所見だと、これも1個しかピンがなくて意味がわからないかもしれないが「詳細」タブから設定する。
上の画面からAttribute Set Types
に要素を追加して
どの値を上書きするか選択できるので好きなものを選択。ここではBaseColor
だがRoughness
などももちろん選択できる。
ノードにピンが増えているので、あとは値を入れるだけで良い。
GetMaterialAttributes
を使えば1個(または複数)のピンの値を取り出せる。
基本の設定方法はSetと同じ。
上の例では1-x
を使用して色を反転する処理を追加する例。
結果は
青の反対である黄色の球となった。
一度MakeMaterialAttributes
で束ねてしまった値をBreakMaterialAttributes
すれば全部のピンを展開してしまうことができる。
このノードはAttributes
を出力しているノードから引っ張ってbreak
で出る。
結局このノードはGetMaterialAttributes
で全パラメータを取り出したのと等しいが、こちらのほうが使いやすいケースがあるかもしれないので覚えておく。
このように、ミックスした後でさらに別の値で上書きしたり、処理を入れたりと複雑なことが簡単にできるようになるはずだ。

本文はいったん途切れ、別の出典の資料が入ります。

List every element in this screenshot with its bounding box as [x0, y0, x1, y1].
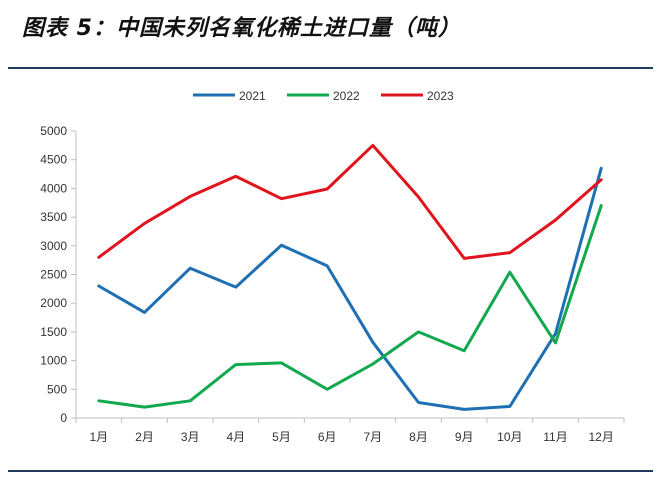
legend-item-2023: 2023 [381, 89, 454, 103]
y-tick-label: 500 [47, 382, 67, 396]
y-tick-label: 1500 [40, 325, 67, 339]
x-tick-label: 4月 [226, 430, 245, 444]
x-tick-label: 3月 [181, 430, 200, 444]
legend-label: 2023 [427, 89, 454, 103]
y-tick-label: 3000 [40, 239, 67, 253]
y-axis: 0 500 1000 1500 2000 2500 3000 3500 4000 4500 5000 [40, 124, 77, 425]
x-tick-label: 11月 [543, 430, 567, 444]
y-tick-label: 4000 [40, 181, 67, 195]
y-tick-label: 0 [60, 411, 67, 425]
x-tick-label: 9月 [455, 430, 474, 444]
top-divider [8, 67, 653, 69]
series-line-2021 [97, 166, 603, 411]
x-tick-label: 8月 [409, 430, 428, 444]
y-tick-label: 1000 [40, 354, 67, 368]
x-tick-label: 1月 [89, 430, 108, 444]
y-tick-label: 2500 [40, 268, 67, 282]
x-tick-label: 2月 [135, 430, 154, 444]
series-line-2023 [97, 143, 603, 260]
legend-label: 2022 [333, 89, 360, 103]
x-tick-label: 5月 [272, 430, 291, 444]
x-tick-label: 6月 [318, 430, 337, 444]
series-line-2022 [97, 204, 603, 409]
y-tick-label: 4500 [40, 153, 67, 167]
x-axis: 1月 2月 3月 4月 5月 6月 7月 8月 9月 10月 11月 12月 [75, 417, 625, 444]
bottom-divider [8, 470, 653, 472]
y-tick-label: 2000 [40, 296, 67, 310]
y-tick-label: 5000 [40, 124, 67, 138]
x-tick-label: 7月 [363, 430, 382, 444]
y-tick-label: 3500 [40, 210, 67, 224]
legend-item-2022: 2022 [287, 89, 360, 103]
chart-legend: 2021 2022 2023 [193, 89, 454, 103]
chart-series-lines [97, 143, 603, 411]
figure-title: 图表 5：中国未列名氧化稀土进口量（吨） [22, 16, 461, 41]
legend-label: 2021 [239, 89, 266, 103]
legend-item-2021: 2021 [193, 89, 266, 103]
x-tick-label: 12月 [588, 430, 613, 444]
x-tick-label: 10月 [497, 430, 522, 444]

曇ったマテリアルがブレンドされるので、反射が消えるのが分かる。
※このノードならTextureにノイズ画像を適当に入れれば円状になる
Blender
だとシェーダーミックスを使う例はよく見かけるが、UEだと使っている人があまりいない印象がある。
ひとまずこれだけ覚えていれば複数のマテリアルを混ぜて使ったり、混ぜる途中で処理をいれて複雑な変化を作るこどもできるかと思う。
ここで紹介したノードはすべて次のマテリアルレイヤーに関連してくるので覚えておきたい。